New York, July 1, 2004—The Committee to Protect Journalists (CPJ) is deeply troubled by the Algerian government’s decision to suspend operations of the local office of the Qatar-based news channel Al-Jazeera.
According to press reports and journalists in the capital, Algiers, the Ministry of Communications ordered Al-Jazeera’s Algiers bureau to suspend its newsgathering operations yesterday. The ministry did not provide a reason.
Agence-France Presse quoted Mohamed Daho, Al-Jazeera’s correspondent in Algiers, as saying that the suspension would be in effect “until further notice.” He said he was “not given any explanation other than the fact that foreign correspondents’ work is being reorganized and I could resume my activities afterwards.”

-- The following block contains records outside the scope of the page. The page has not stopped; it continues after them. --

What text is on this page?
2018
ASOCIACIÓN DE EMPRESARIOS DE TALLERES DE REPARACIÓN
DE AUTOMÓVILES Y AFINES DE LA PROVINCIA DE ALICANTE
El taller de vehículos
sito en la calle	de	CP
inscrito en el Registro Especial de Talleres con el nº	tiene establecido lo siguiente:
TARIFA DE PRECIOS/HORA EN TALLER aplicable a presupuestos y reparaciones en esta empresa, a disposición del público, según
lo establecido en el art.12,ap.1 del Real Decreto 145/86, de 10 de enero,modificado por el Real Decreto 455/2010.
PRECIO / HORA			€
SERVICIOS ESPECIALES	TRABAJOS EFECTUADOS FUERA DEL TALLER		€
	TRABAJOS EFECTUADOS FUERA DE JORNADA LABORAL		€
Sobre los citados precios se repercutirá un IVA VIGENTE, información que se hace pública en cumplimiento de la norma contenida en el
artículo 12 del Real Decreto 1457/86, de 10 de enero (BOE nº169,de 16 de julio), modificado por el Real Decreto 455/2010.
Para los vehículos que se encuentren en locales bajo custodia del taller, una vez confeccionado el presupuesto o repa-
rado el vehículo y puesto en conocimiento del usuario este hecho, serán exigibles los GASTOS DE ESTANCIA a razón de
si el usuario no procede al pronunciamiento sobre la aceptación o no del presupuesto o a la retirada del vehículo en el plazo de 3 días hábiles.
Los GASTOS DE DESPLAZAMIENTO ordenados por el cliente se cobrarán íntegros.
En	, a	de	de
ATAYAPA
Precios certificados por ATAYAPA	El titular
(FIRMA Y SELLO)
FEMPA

Local journalists said the government is drafting a law to govern the conduct of both foreign correspondents working in Algeria and Algerian journalists working for foreign news outlets.
Al-Jazeera has been critical of the Algerian government. In a recent episode of the program “The Opposite Direction,” a former Algerian diplomat who now lives in London criticized President Abdelaziz Bouteflika and his policies.
“We’re utterly baffled by the Algerian government’s decision to shut down Al-Jazeera’s bureau,” said CPJ Executive Director Ann Cooper. “Al-Jazeera should allowed to resume its newsgathering operations without further hindrance.”
Al-Jazeera spokesman Jihad Ballout told CPJ that the network hoped the matter would be resolved shortly so “Al-Jazeera can resume its professional work.”
Two journalists are now imprisoned in Algeria for their work. Mohamed Benchicou, publisher of the French-language daily Le Matin, has been in jail since June 14. Hafnaoui Ghoul, who writes for the Algerian dailies El-Youm and Djazair News, has been behind bars since May 24.